While Henry Ford’s name has became almost
a synonym for the motor car, he appeared only once
on the world record scene. He proved his point, that
he could make the fastest car, then turned to his
mission in life of making cars for the millions.
He was none too pleased when the French refused to
acknowledge his new record, but in any case it only
lasted for two weeks, when Vanderbilt was back, with
a Mercedes this time, to put the speed up to 92.30
with the Blitzen Benz.
You might have expected Henry
Ford, who in his early days was a follower of the
creed that racing improves the breed, to come back
and try for the magic ton, but he probably realised
that, as much as he would have valued the publicity,
the whole business would prove too time-consuming.
His
name is rightly celebrated for what he did to bring
motoring to the millions rather than for his early
motor racing and record-breaking exploits.
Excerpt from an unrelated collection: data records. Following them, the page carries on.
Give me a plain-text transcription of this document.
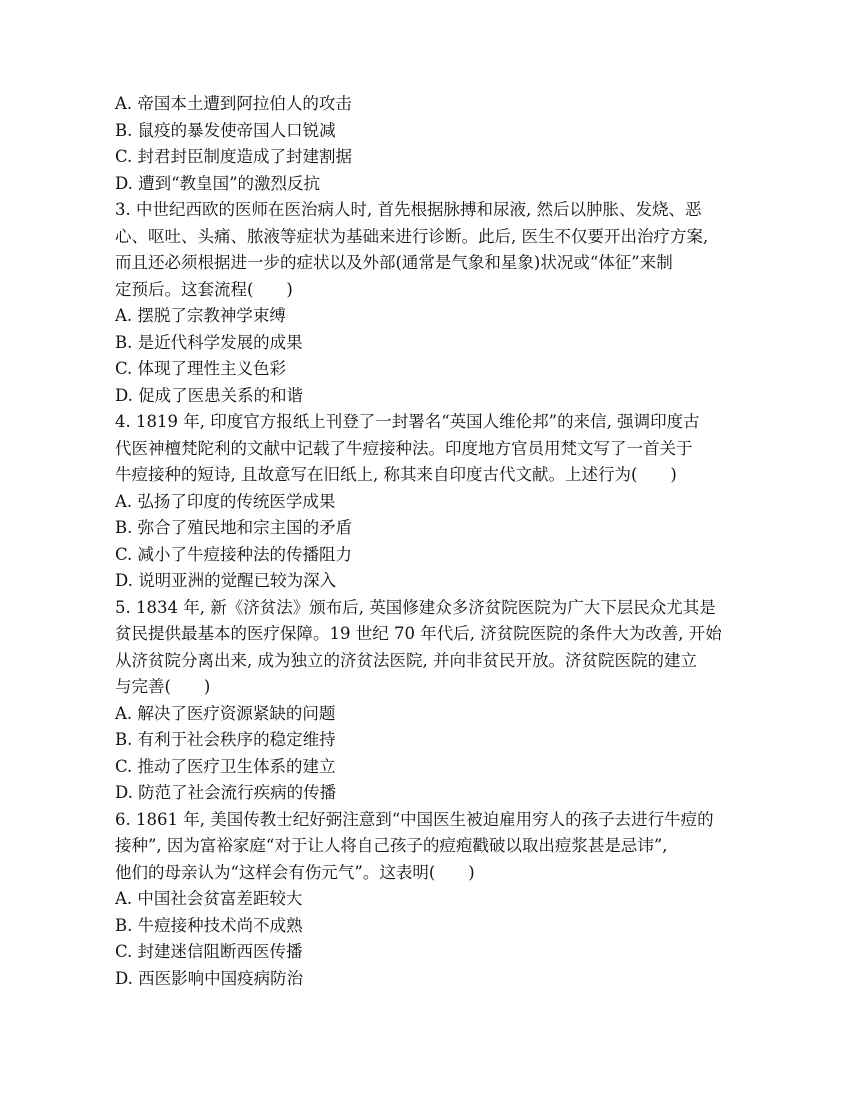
A. 帝国本土遭到阿拉伯人的攻击
B. 鼠疫的暴发使帝国人口锐减
C. 封君封臣制度造成了封建割据
D. 遭到“教皇国”的激烈反抗
3. 中世纪西欧的医师在医治病人时, 首先根据脉搏和尿液, 然后以肿胀、发烧、恶
心、呕吐、头痛、脓液等症状为基础来进行诊断。此后, 医生不仅要开出治疗方案,
而且还必须根据进一步的症状以及外部(通常是气象和星象)状况或“体征”来制
定预后。这套流程(　　)
A. 摆脱了宗教神学束缚
B. 是近代科学发展的成果
C. 体现了理性主义色彩
D. 促成了医患关系的和谐
4. 1819 年, 印度官方报纸上刊登了一封署名“英国人维伦邦”的来信, 强调印度古
代医神檀梵陀利的文献中记载了牛痘接种法。印度地方官员用梵文写了一首关于
牛痘接种的短诗, 且故意写在旧纸上, 称其来自印度古代文献。上述行为(　　)
A. 弘扬了印度的传统医学成果
B. 弥合了殖民地和宗主国的矛盾
C. 减小了牛痘接种法的传播阻力
D. 说明亚洲的觉醒已较为深入
5. 1834 年, 新《济贫法》颁布后, 英国修建众多济贫院医院为广大下层民众尤其是
贫民提供最基本的医疗保障。19 世纪 70 年代后, 济贫院医院的条件大为改善, 开始
从济贫院分离出来, 成为独立的济贫法医院, 并向非贫民开放。济贫院医院的建立
与完善(　　)
A. 解决了医疗资源紧缺的问题
B. 有利于社会秩序的稳定维持
C. 推动了医疗卫生体系的建立
D. 防范了社会流行疾病的传播
6. 1861 年, 美国传教士纪好弼注意到“中国医生被迫雇用穷人的孩子去进行牛痘的
接种”, 因为富裕家庭“对于让人将自己孩子的痘疱戳破以取出痘浆甚是忌讳”,
他们的母亲认为“这样会有伤元气”。这表明(　　)
A. 中国社会贫富差距较大
B. 牛痘接种技术尚不成熟
C. 封建迷信阻断西医传播
D. 西医影响中国疫病防治
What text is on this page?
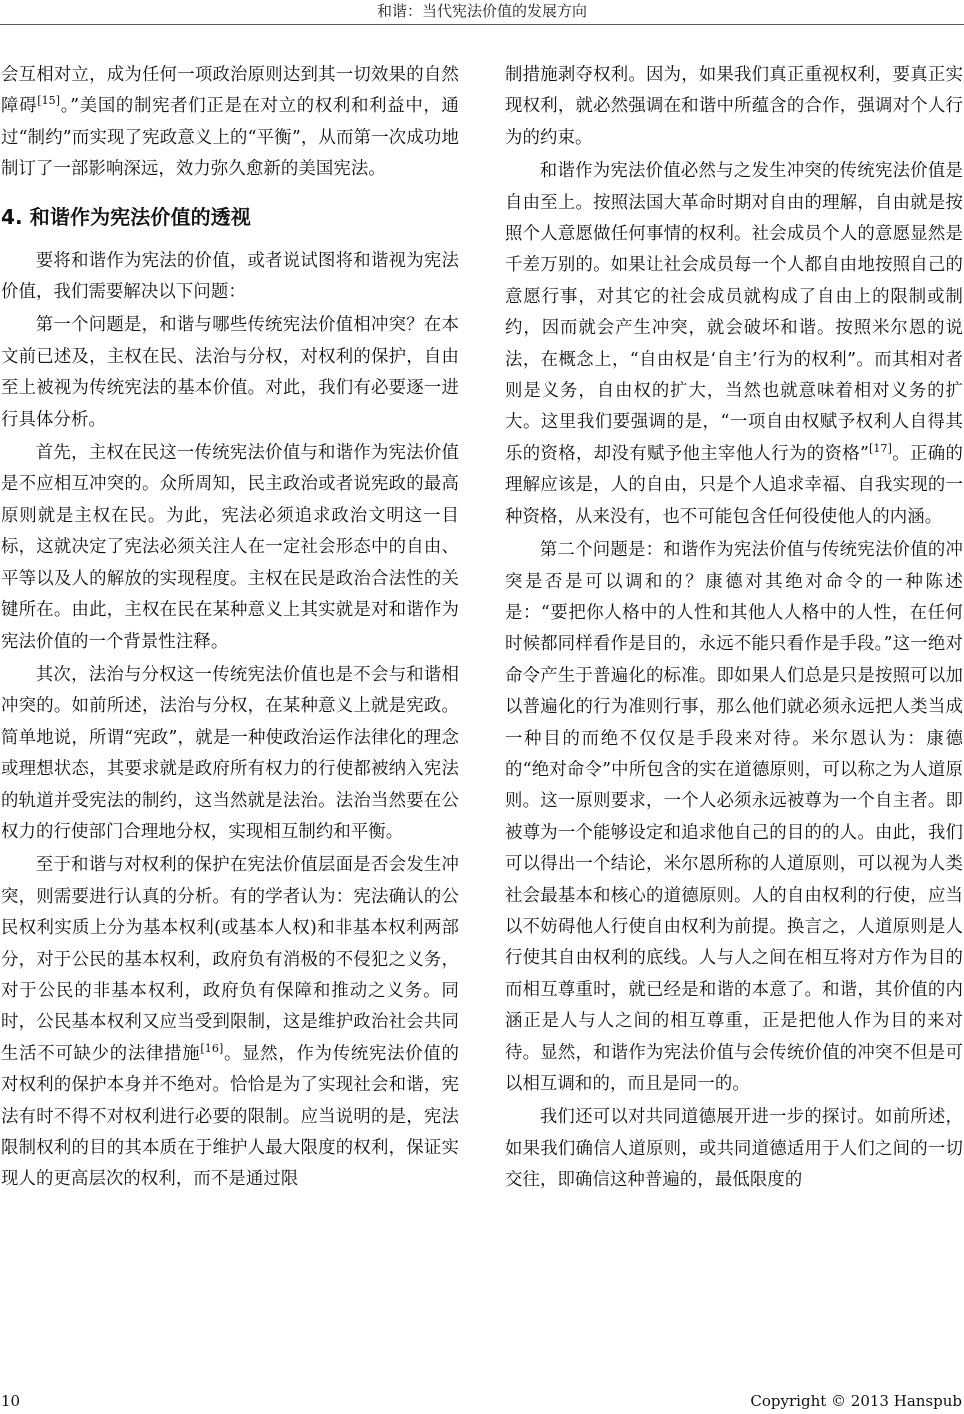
和谐：当代宪法价值的发展方向

会互相对立，成为任何一项政治原则达到其一切效果的自然障碍[15]。”美国的制宪者们正是在对立的权利和利益中，通过“制约”而实现了宪政意义上的“平衡”，从而第一次成功地制订了一部影响深远，效力弥久愈新的美国宪法。

4. 和谐作为宪法价值的透视

要将和谐作为宪法的价值，或者说试图将和谐视为宪法价值，我们需要解决以下问题：

第一个问题是，和谐与哪些传统宪法价值相冲突？在本文前已述及，主权在民、法治与分权，对权利的保护，自由至上被视为传统宪法的基本价值。对此，我们有必要逐一进行具体分析。

首先，主权在民这一传统宪法价值与和谐作为宪法价值是不应相互冲突的。众所周知，民主政治或者说宪政的最高原则就是主权在民。为此，宪法必须追求政治文明这一目标，这就决定了宪法必须关注人在一定社会形态中的自由、平等以及人的解放的实现程度。主权在民是政治合法性的关键所在。由此，主权在民在某种意义上其实就是对和谐作为宪法价值的一个背景性注释。

其次，法治与分权这一传统宪法价值也是不会与和谐相冲突的。如前所述，法治与分权，在某种意义上就是宪政。简单地说，所谓“宪政”，就是一种使政治运作法律化的理念或理想状态，其要求就是政府所有权力的行使都被纳入宪法的轨道并受宪法的制约，这当然就是法治。法治当然要在公权力的行使部门合理地分权，实现相互制约和平衡。

至于和谐与对权利的保护在宪法价值层面是否会发生冲突，则需要进行认真的分析。有的学者认为：宪法确认的公民权利实质上分为基本权利(或基本人权)和非基本权利两部分，对于公民的基本权利，政府负有消极的不侵犯之义务，对于公民的非基本权利，政府负有保障和推动之义务。同时，公民基本权利又应当受到限制，这是维护政治社会共同生活不可缺少的法律措施[16]。显然，作为传统宪法价值的对权利的保护本身并不绝对。恰恰是为了实现社会和谐，宪法有时不得不对权利进行必要的限制。应当说明的是，宪法限制权利的目的其本质在于维护人最大限度的权利，保证实现人的更高层次的权利，而不是通过限

制措施剥夺权利。因为，如果我们真正重视权利，要真正实现权利，就必然强调在和谐中所蕴含的合作，强调对个人行为的约束。

和谐作为宪法价值必然与之发生冲突的传统宪法价值是自由至上。按照法国大革命时期对自由的理解，自由就是按照个人意愿做任何事情的权利。社会成员个人的意愿显然是千差万别的。如果让社会成员每一个人都自由地按照自己的意愿行事，对其它的社会成员就构成了自由上的限制或制约，因而就会产生冲突，就会破坏和谐。按照米尔恩的说法，在概念上，“自由权是‘自主’行为的权利”。而其相对者则是义务，自由权的扩大，当然也就意味着相对义务的扩大。这里我们要强调的是，“一项自由权赋予权利人自得其乐的资格，却没有赋予他主宰他人行为的资格”[17]。正确的理解应该是，人的自由，只是个人追求幸福、自我实现的一种资格，从来没有，也不可能包含任何役使他人的内涵。

第二个问题是：和谐作为宪法价值与传统宪法价值的冲突是否是可以调和的？康德对其绝对命令的一种陈述是：“要把你人格中的人性和其他人人格中的人性，在任何时候都同样看作是目的，永远不能只看作是手段。”这一绝对命令产生于普遍化的标准。即如果人们总是只是按照可以加以普遍化的行为准则行事，那么他们就必须永远把人类当成一种目的而绝不仅仅是手段来对待。米尔恩认为：康德的“绝对命令”中所包含的实在道德原则，可以称之为人道原则。这一原则要求，一个人必须永远被尊为一个自主者。即被尊为一个能够设定和追求他自己的目的的人。由此，我们可以得出一个结论，米尔恩所称的人道原则，可以视为人类社会最基本和核心的道德原则。人的自由权利的行使，应当以不妨碍他人行使自由权利为前提。换言之，人道原则是人行使其自由权利的底线。人与人之间在相互将对方作为目的而相互尊重时，就已经是和谐的本意了。和谐，其价值的内涵正是人与人之间的相互尊重，正是把他人作为目的来对待。显然，和谐作为宪法价值与会传统价值的冲突不但是可以相互调和的，而且是同一的。

我们还可以对共同道德展开进一步的探讨。如前所述，如果我们确信人道原则，或共同道德适用于人们之间的一切交往，即确信这种普遍的，最低限度的

10	Copyright © 2013 Hanspub
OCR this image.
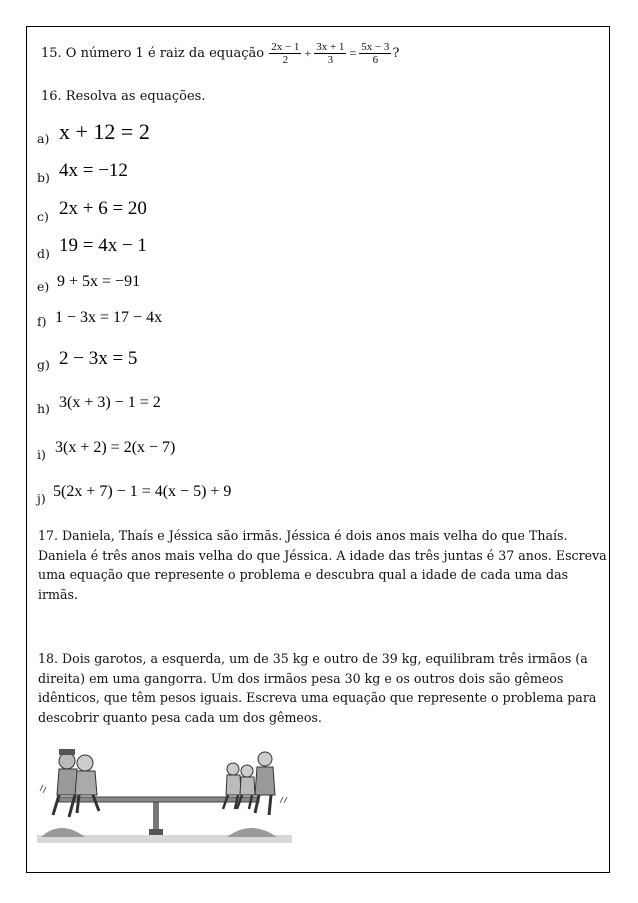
15. O número 1 é raiz da equação $\frac{2x - 1}{2} + \frac{3x + 1}{3} = \frac{5x - 3}{6}$ ?
16. Resolva as equações.
a) x + 12 = 2
b) 4x = −12
c) 2x + 6 = 20
d) 19 = 4x − 1
e) 9 + 5x = −91
f) 1 − 3x = 17 − 4x
g) 2 − 3x = 5
h) 3(x + 3) − 1 = 2
i) 3(x + 2) = 2(x − 7)
j) 5(2x + 7) − 1 = 4(x − 5) + 9
17. Daniela, Thaís e Jéssica são irmãs. Jéssica é dois anos mais velha do que Thaís.
Daniela é três anos mais velha do que Jéssica. A idade das três juntas é 37 anos. Escreva
uma equação que represente o problema e descubra qual a idade de cada uma das
irmãs.
18. Dois garotos, a esquerda, um de 35 kg e outro de 39 kg, equilibram três irmãos (a
direita) em uma gangorra. Um dos irmãos pesa 30 kg e os outros dois são gêmeos
idênticos, que têm pesos iguais. Escreva uma equação que represente o problema para
descobrir quanto pesa cada um dos gêmeos.
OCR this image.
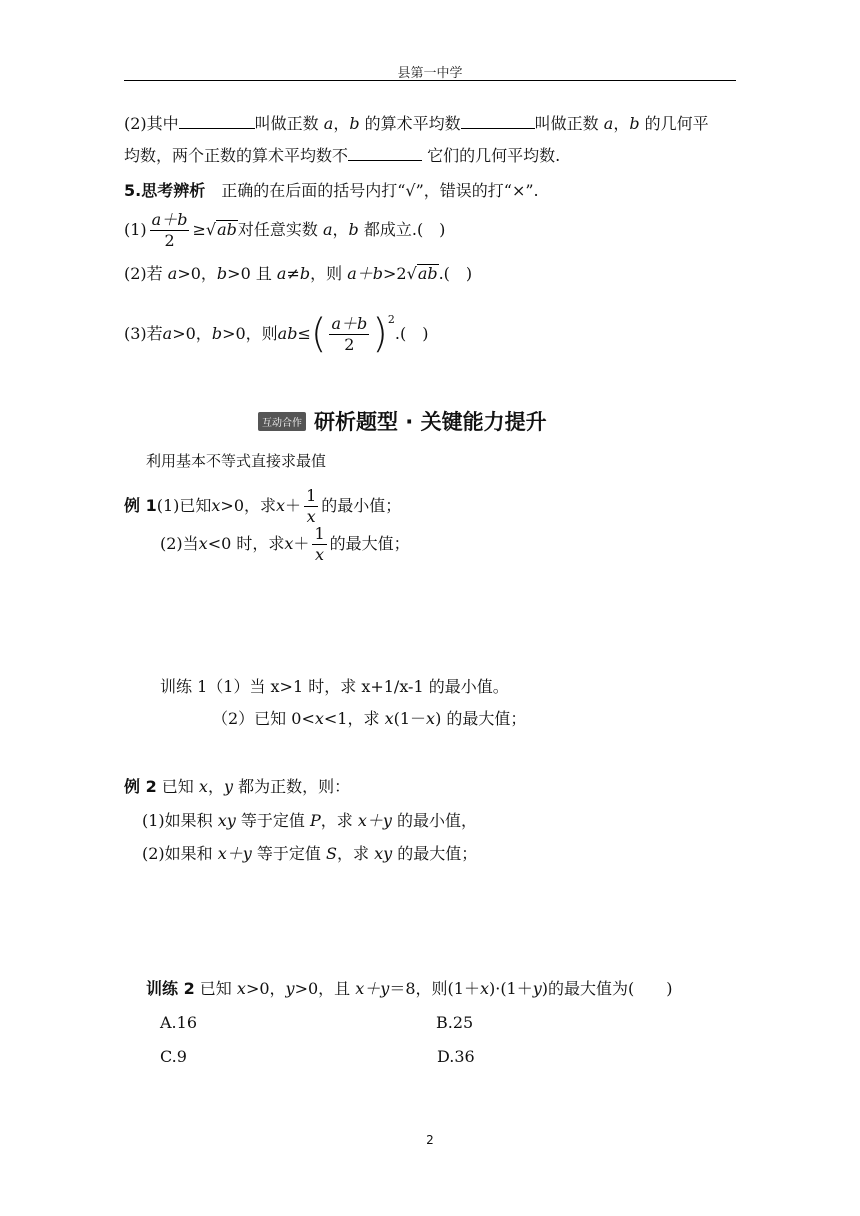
县第一中学
(2)其中	叫做正数 a，b 的算术平均数	叫做正数 a，b 的几何平
均数，两个正数的算术平均数不	它们的几何平均数.
5.思考辨析　正确的在后面的括号内打“√”，错误的打“×”.
$(1) \frac{a+b}{2} \ge√ab$对任意实数 a，b 都成立.(　)
(2)若 a>0，b>0 且 a≠b，则 a＋b>2√ab.(　)
(3)若 a >0， b >0，则 ab ≤ ( $\frac{a+b}{2}$ ) 2
.(　)
互动合作 研析题型 · 关键能力提升
利用基本不等式直接求最值
例 1 (1)已知 x >0，求 $x + \frac{1}{x}$ 的最小值；
(2)当 x <0 时，求 $x + \frac{1}{x}$ 的最大值；
训练 1（1）当 x>1 时，求 x+1/x-1 的最小值。
（2）已知 0<x<1，求 x(1－x) 的最大值；
例 2 已知 x，y 都为正数，则：
(1)如果积 xy 等于定值 P，求 x＋y 的最小值，
(2)如果和 x＋y 等于定值 S，求 xy 的最大值；
训练 2 已知 x>0，y>0，且 x＋y＝8，则(1＋x)·(1＋y)的最大值为(　　)
A.16	B.25
C.9	D.36
2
He made
his first mass produced model, the immortal Model
T, in 1908 and by 1915 he was exporting his two-seater
model to the UK, where it sold for a modest £115
fully equipped, at a time when the average 12 horse-power
English car cost £350 to £400.
Ford was
justifiably proud of his methods, he held no secrets,
and even invited English manufacturers to view his
works at Trafford Park, Manchester. His mass-production
methods began with simple operations like a machine
to drill many holes at once instead of one at a time,
this methodology then incorporating the conveyor belt
system, which would form the basis of all modern motor
car manufacturing for many decades.
The other thing
worth mentioning with regard to Henry Ford’s
world land speed record was that it was the first time
it had been set outside France, Ford choosing to make
his run at Ostend in the USA, a place that would later
become the home of the automobile. Ford built a car
quite unlike any he designed later, which he called
the 999 Arrow. He drove it on a frozen Michigan lake
to be timed at 91.37 mph.
Ford's car was a strange mixture
of the ancient and modern. It had no bodywork, used
tiller steering, and neither gears nor clutch
to transmit the power from its four-cylinder engine.
Yet the wheels were wire-spoked, not the old artillery
type, the tyres of good section, the power ample without
aid from wind-cheating bodywork. Ford was demonstrating
that he was then as always a rugged individualist.